Jawel, die herinnert Mohammed zich, maar diegene was niet openlijk Joods. Tegelijkertijd wil hij benadrukken dat hij geen probleem heeft met Joden, hij is altijd ruimdenkend geweest. Anders zit het met zionisme: dat is een concept dat hij niet kan begrijpen.

Omdat Mohammeds leed zo immens is, is het voor Luyendijk moeilijk zich eraan te relateren. Bij elke vorm van empathie zou hij de schijn wekken dat hij zich kan voorstellen hoe het is om zich in Mohammeds situatie te bevinden, terwijl hij dat natuurlijk niet kan. Mohammed begrijpt hem – en toch. ‘Het ergste is het als iemand je pijn ontkent.’

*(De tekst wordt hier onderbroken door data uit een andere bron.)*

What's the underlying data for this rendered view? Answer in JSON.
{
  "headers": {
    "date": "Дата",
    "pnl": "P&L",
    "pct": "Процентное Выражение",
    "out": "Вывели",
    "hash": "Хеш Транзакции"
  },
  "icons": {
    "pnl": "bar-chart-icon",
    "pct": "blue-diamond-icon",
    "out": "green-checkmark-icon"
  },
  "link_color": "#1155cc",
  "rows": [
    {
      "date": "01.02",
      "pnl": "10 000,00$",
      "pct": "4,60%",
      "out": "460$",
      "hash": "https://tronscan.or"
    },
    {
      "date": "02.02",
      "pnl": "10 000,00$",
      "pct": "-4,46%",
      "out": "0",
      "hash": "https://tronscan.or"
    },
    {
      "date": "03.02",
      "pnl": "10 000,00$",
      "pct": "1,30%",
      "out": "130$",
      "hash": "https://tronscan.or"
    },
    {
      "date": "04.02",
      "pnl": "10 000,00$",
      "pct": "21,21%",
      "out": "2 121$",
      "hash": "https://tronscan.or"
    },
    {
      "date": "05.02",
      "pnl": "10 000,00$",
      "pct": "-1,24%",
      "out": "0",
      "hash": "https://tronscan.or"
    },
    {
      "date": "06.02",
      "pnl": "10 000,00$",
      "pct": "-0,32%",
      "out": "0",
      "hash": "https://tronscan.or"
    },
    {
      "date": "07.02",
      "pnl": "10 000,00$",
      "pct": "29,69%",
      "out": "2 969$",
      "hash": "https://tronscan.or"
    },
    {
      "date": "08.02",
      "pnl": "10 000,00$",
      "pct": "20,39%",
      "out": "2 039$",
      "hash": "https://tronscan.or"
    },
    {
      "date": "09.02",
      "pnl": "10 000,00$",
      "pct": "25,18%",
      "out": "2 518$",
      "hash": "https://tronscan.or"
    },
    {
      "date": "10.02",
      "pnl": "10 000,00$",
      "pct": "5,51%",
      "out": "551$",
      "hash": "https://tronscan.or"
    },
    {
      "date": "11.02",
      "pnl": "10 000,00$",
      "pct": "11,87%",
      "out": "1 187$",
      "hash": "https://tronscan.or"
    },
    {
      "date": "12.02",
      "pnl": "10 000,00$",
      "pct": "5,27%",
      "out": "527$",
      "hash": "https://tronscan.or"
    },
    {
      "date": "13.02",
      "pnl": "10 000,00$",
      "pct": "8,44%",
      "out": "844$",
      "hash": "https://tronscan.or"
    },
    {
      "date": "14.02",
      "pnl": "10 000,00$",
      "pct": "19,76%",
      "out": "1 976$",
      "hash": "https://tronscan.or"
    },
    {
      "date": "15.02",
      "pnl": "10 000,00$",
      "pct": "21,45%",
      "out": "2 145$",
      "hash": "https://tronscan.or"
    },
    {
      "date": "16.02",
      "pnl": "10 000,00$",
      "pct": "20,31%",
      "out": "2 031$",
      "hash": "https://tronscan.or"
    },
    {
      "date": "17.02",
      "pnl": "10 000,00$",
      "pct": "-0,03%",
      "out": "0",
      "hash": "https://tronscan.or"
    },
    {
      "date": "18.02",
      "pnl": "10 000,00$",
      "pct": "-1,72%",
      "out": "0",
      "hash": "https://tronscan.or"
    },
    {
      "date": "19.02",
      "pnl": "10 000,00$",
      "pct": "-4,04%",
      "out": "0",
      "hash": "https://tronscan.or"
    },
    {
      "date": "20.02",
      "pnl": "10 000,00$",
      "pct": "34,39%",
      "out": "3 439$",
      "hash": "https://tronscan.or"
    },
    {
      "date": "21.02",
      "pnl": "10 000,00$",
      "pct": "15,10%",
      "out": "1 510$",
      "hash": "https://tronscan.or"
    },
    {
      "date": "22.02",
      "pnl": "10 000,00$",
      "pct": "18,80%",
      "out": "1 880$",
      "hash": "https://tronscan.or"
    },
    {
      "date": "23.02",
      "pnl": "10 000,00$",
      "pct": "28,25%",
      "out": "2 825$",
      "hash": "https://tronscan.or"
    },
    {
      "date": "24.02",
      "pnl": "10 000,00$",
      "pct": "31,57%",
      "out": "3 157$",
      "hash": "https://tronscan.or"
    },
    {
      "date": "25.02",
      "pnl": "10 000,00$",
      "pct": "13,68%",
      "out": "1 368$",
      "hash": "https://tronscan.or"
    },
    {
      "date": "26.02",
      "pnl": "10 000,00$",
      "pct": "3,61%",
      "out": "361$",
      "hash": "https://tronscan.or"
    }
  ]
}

‘Wat betekent de Libanese zangeres Fairuz voor je?’ vraagt Luyendijk.

‘Ze is heel speciaal,’ zegt Mohammed. ‘Ze kan troosten met haar stem.’ Haar lied ‘We will return’ wordt opgezet, een lied dat oorspronkelijk is geschreven voor de Libanese diaspora, maar door veel Palestijnen is geadopteerd.

Propaganda en ontmenselijking

Na Fairouz is het tijd voor reflectie vanuit de zaal. De gespreksdeelnemers keren terug naar het podium. Hany en Mohammed gaan automatisch aan de linker-, Truus en Shai aan de rechterkant van Luyendijk zitten. Keurig gescheiden van elkaar. Vrijwel meteen realiseren ze zich dat dit niet het beeld oproept dat ze willen uitdragen. Snel wisselen Hany en Shai van plaats, waardoor ze om en om komen te zitten. Applaus.

Verschillende toeschouwers bedanken de sprekers voor hun vermogen om zich publiekelijk kwetsbaar op te stellen. Ze zijn ontroerd over het verloop van de avond en hebben het idee dat ze iets beter begrijpen wat er in het hoofd van ‘de ander’ omgaat. Sommigen realiseren zich eens te meer dat ze geen vijanden zijn van elkaar. Propaganda en ontmenselijking, dát zijn de echte problemen. Ook de opkomst van extreemrechts in Europa wordt genoemd.

Een Europees probleem

In de loop van het gesprek ontstaat er enige discussie over de relatie tussen moslims en Joden in het Midden-Oosten voorafgaand aan de stichting van de staat Israël. Meteen klinkt er gemor: een dergelijke discussie, of debat, behoorde niet tot de opzet van de avond. Het gemor verdwijnt als vanuit het publiek een vraag wordt gesteld: wie bepaalt er eigenlijk of je ‘skin in the game’ hebt? De sprekers komen er niet goed uit. Je kunt het niet voor iemand anders bepalen, dat is zeker.

Als laatste komt cabaretier Micha Wertheim aan het woord, die zichzelf introduceert als ‘de zoon van Truus’. Hij wijst erop dat de ellende die zich in Israël afspeelt een erfenis is van wat ooit in Europa begonnen is. Daarom vindt hij dat er sprake is van een Europees probleem. Hoewel het kan voelen alsof Europeanen geen skin in the game hebben, is het tegendeel het geval. Om op Wertheimiaanse wijze af te sluiten: ‘Als er één groep is die skin in the game heeft, dan zijn het de mensen die denken dat ze dat niet hebben. We hebben allemaal skin – dat is de game.’